Tragedia en el café
Carlos A. Ponzio de León
Mario movía la cabeza de un lado al otro, sonriente, de manera afeminada. De pronto cerraba los ojos, se llevaba el dedo meñique a la comisura de los labios, tomaba con una mano su bebida y llevaba el popote a la boca para dar un sorbo. Jugaba con el popote adentro de la boca, recargaba un brazo en la silla que tenía a un lado, dejaba caer la muñeca, movía los ojos para mirar arriba e indicaba con el dedo índice en señal de "no". Cruzaba las piernas, se las acariciaba con las uñas largas, mordía el vaso de plástico, resbalaba un pie sobre el piso y todo ello mientras su interlocutor trataba de convencerlo de que fueran a comer a Coyoacán.

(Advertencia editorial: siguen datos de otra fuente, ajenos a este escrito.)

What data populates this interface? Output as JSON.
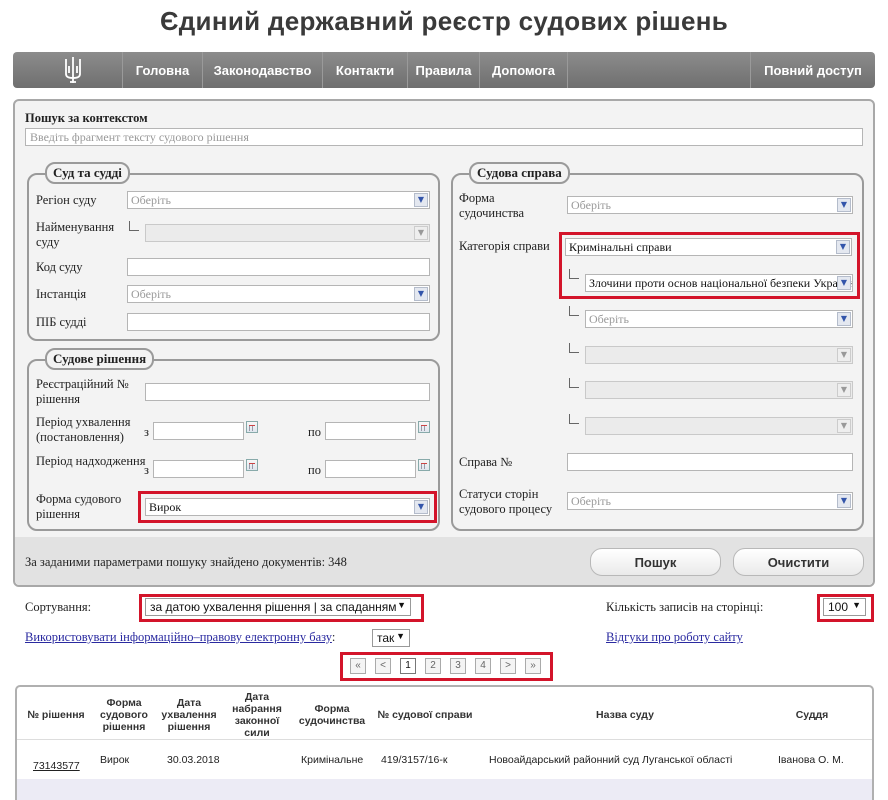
{
  "site": {
    "title": "Єдиний державний реєстр судових рішень"
  },
  "nav": {
    "items": [
      "Головна",
      "Законодавство",
      "Контакти",
      "Правила",
      "Допомога"
    ],
    "full_access": "Повний доступ"
  },
  "search": {
    "context_label": "Пошук за контекстом",
    "context_placeholder": "Введіть фрагмент тексту судового рішення"
  },
  "court": {
    "legend": "Суд та судді",
    "region_label": "Регіон суду",
    "region_value": "Оберіть",
    "name_label": "Найменування суду",
    "code_label": "Код суду",
    "instance_label": "Інстанція",
    "instance_value": "Оберіть",
    "judge_label": "ПІБ судді"
  },
  "decision": {
    "legend": "Судове рішення",
    "reg_label": "Реєстраційний № рішення",
    "period_adopt_label": "Період ухвалення (постановлення)",
    "period_receipt_label": "Період надходження",
    "from": "з",
    "to": "по",
    "form_label": "Форма судового рішення",
    "form_value": "Вирок"
  },
  "case": {
    "legend": "Судова справа",
    "form_label": "Форма судочинства",
    "form_value": "Оберіть",
    "category_label": "Категорія справи",
    "category_value": "Кримінальні справи",
    "subcategory_value": "Злочини проти основ національної безпеки України",
    "sub2_value": "Оберіть",
    "number_label": "Справа №",
    "status_label": "Статуси сторін судового процесу",
    "status_value": "Оберіть"
  },
  "results_info": {
    "found_text": "За заданими параметрами пошуку знайдено документів: 348",
    "search_button": "Пошук",
    "clear_button": "Очистити"
  },
  "sorting": {
    "label": "Сортування:",
    "value": "за датою ухвалення рішення | за спаданням",
    "per_page_label": "Кількість записів на сторінці:",
    "per_page_value": "100",
    "legal_base_link": "Використовувати інформаційно–правову електронну базу",
    "legal_base_colon": ":",
    "legal_base_value": "так",
    "feedback_link": "Відгуки про роботу сайту"
  },
  "pagination": {
    "first": "«",
    "prev": "<",
    "pages": [
      "1",
      "2",
      "3",
      "4"
    ],
    "next": ">",
    "last": "»",
    "current": "1"
  },
  "table": {
    "headers": {
      "num": "№ рішення",
      "form": "Форма судового рішення",
      "adopt": "Дата ухвалення рішення",
      "effective": "Дата набрання законної сили",
      "proc": "Форма судочинства",
      "case_no": "№ судової справи",
      "court": "Назва суду",
      "judge": "Суддя"
    },
    "rows": [
      {
        "num": "73143577",
        "form": "Вирок",
        "adopt": "30.03.2018",
        "effective": "",
        "proc": "Кримінальне",
        "case_no": "419/3157/16-к",
        "court": "Новоайдарський районний суд Луганської області",
        "judge": "Іванова О. М."
      }
    ]
  },
  "colors": {
    "highlight": "#d3142a",
    "nav_bg": "#7d7d7d",
    "link": "#2a2aa0"
  }
}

Más al fondo estaba sentado Joaquín, con audífonos conectados a su laptop, sonriendo con la boca cerrada mientras miraba un vídeo en YouTube, de pronto se acercaba a la pantalla, miraba de una esquina a la otra intentando encontrar el buscador para luego localizar el panel de configuración y desde ahí ajustar el brillo de la pantalla. De pronto se quitó los audífonos y tomó el celular para marcar a su casa. Del otro lado de la línea telefónica respondió su esposa. Joaquín le dijo que estaba a punto del salir del café para ir a casa, por si se le ofrecía algo del súper, podía detenerse en el camino.
Al café entró un conductor de motocicleta con el casco puesto, se dirigió al área de entregas y recogió una bolsa de papel que contenía un café y una dona que debía entregar a tres cuadras de distancia. Cuando salió pasó por una mesa donde estaba sentada una familia. Los padres y un hijo de veinticinco años. El padre, un hombre obeso, no paraba de mirar al celular. El hijo chateaba en el propio y de pronto le enseñó algo que vio en la pantalla a su madre. Ella, muy delgada y de cabello corto, luego de mirar se levantó con su bastón para ir al baño. El padre dirigió unas palabras a su hijo, sosteniendo su bebida encima de la enorme barriga. De pronto metía y sacaba el popote en el yogurt de su bebida.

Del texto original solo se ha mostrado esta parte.